View the Project on GitHub juglab/napari-n2v

Useful tips

My GPU is not found

If your GPU is not found, you might want to try to force export the path to cuda in your conda environment:

export LD_LIBRARY_PATH=$LD_LIBRARY_PATH:$CONDA_PREFIX/lib/

Otherwise, try following the TensorFlow guidelines.

Training stopped before the end

If the number of steps is too high for the batch size, TensorFlow will stop the training. The plugin will consider training to be done, while the number of epochs and steps has not been completed.

The number of steps should be chosen to be roughly equal to the number of patches divided by the batch size.
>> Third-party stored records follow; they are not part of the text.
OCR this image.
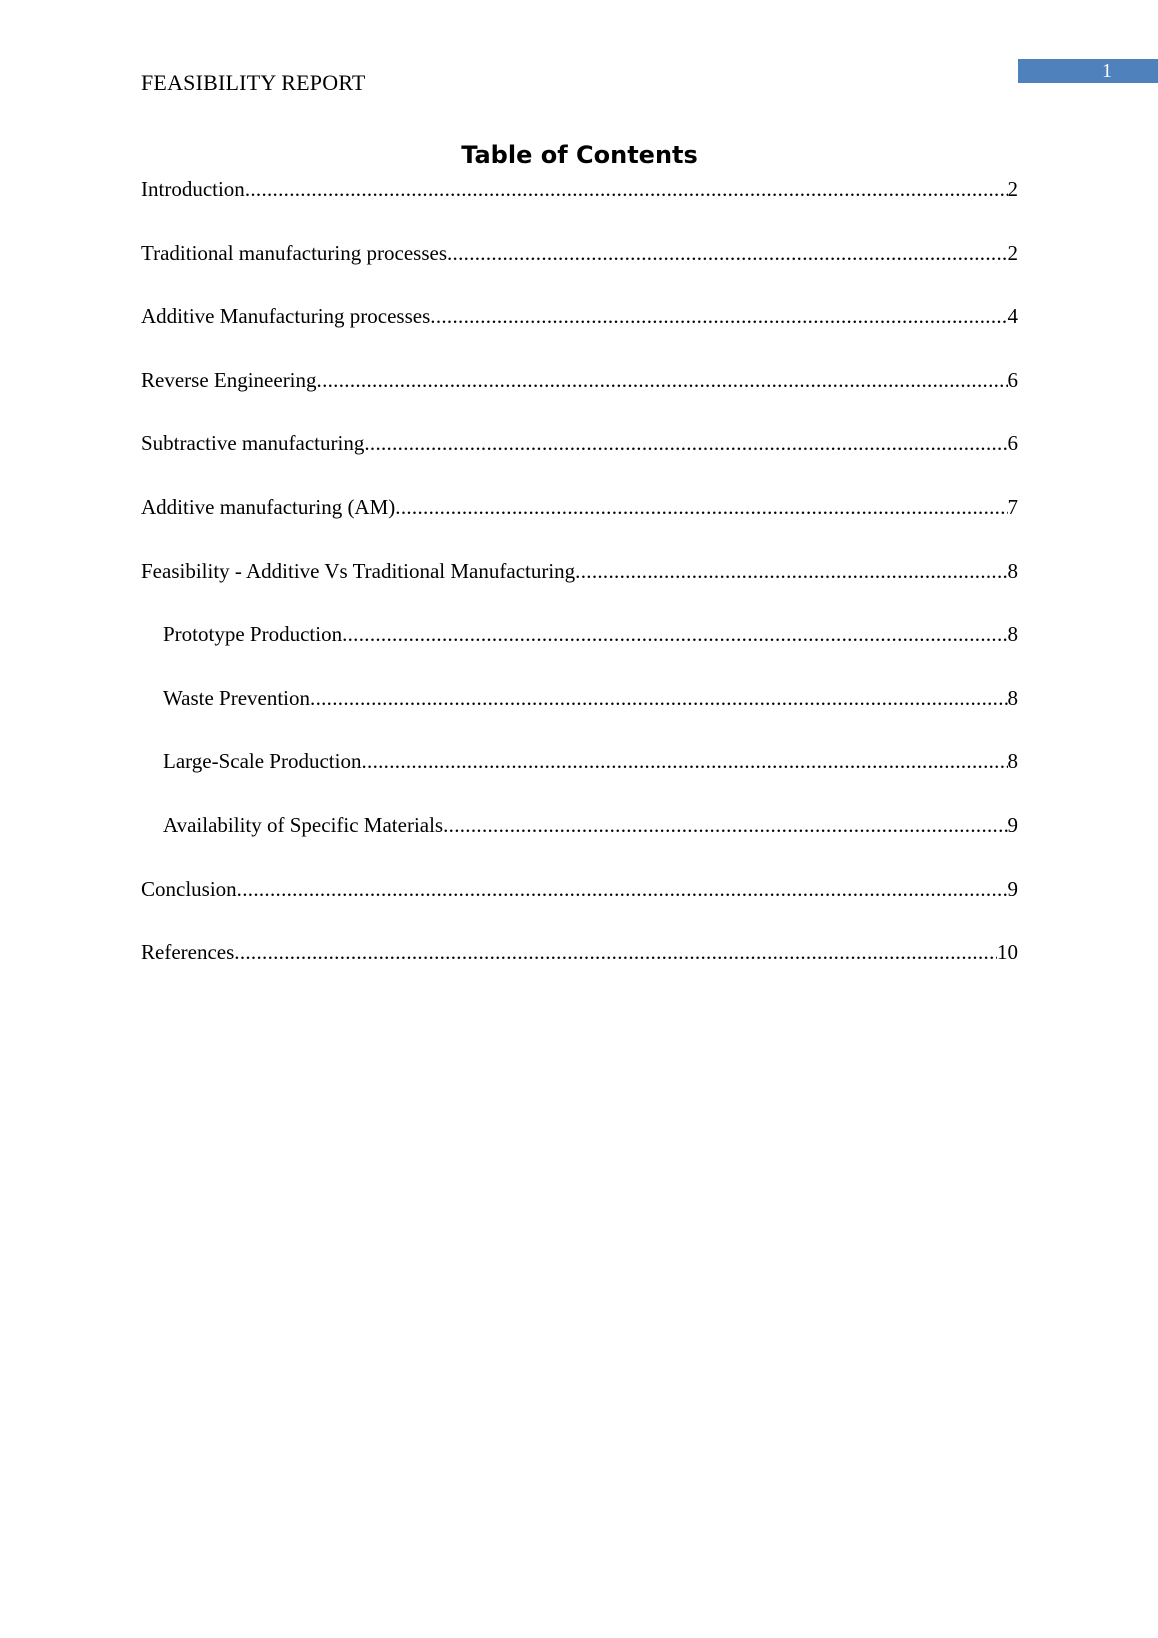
1
FEASIBILITY REPORT
Table of Contents
Introduction .....	2
Traditional manufacturing processes .....	2
Additive Manufacturing processes .....	4
Reverse Engineering .....	6
Subtractive manufacturing .....	6
Additive manufacturing (AM) .....	7
Feasibility - Additive Vs Traditional Manufacturing .....	8
Prototype Production .....	8
Waste Prevention .....	8
Large-Scale Production .....	8
Availability of Specific Materials .....	9
Conclusion .....	9
References .....	10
Unfortunately, we do not know the number of patches before starting training, as it depends on multiple factor (size of the images, augmentation, patch size).

A way around it is to look at console output at the beginning of the training and catch the number of training patches printed out. Example: 2400 patches if the size of the training set is (2400, 64, 64, 1).

Start the training again (don’t forget to reset the model or to restart the plugin), albeit with the corrected steps.

Getting out-of-memory (OOM) errors

If you have OOM errors, first determine whether this is physical, virtual or GPU memory from the error message. In most cases, this will be a GPU memory problem as GPU tend to be the limiting factor.

Few parameters allow reducing the load on the GPU memory:

The training hangs at the end of each epoch

This happens when the validation set is huge. Make sure to select either small images for validation, or to choose the same images for training and validation (which is perfectly fine to do with self-supervised algorithms like N2V).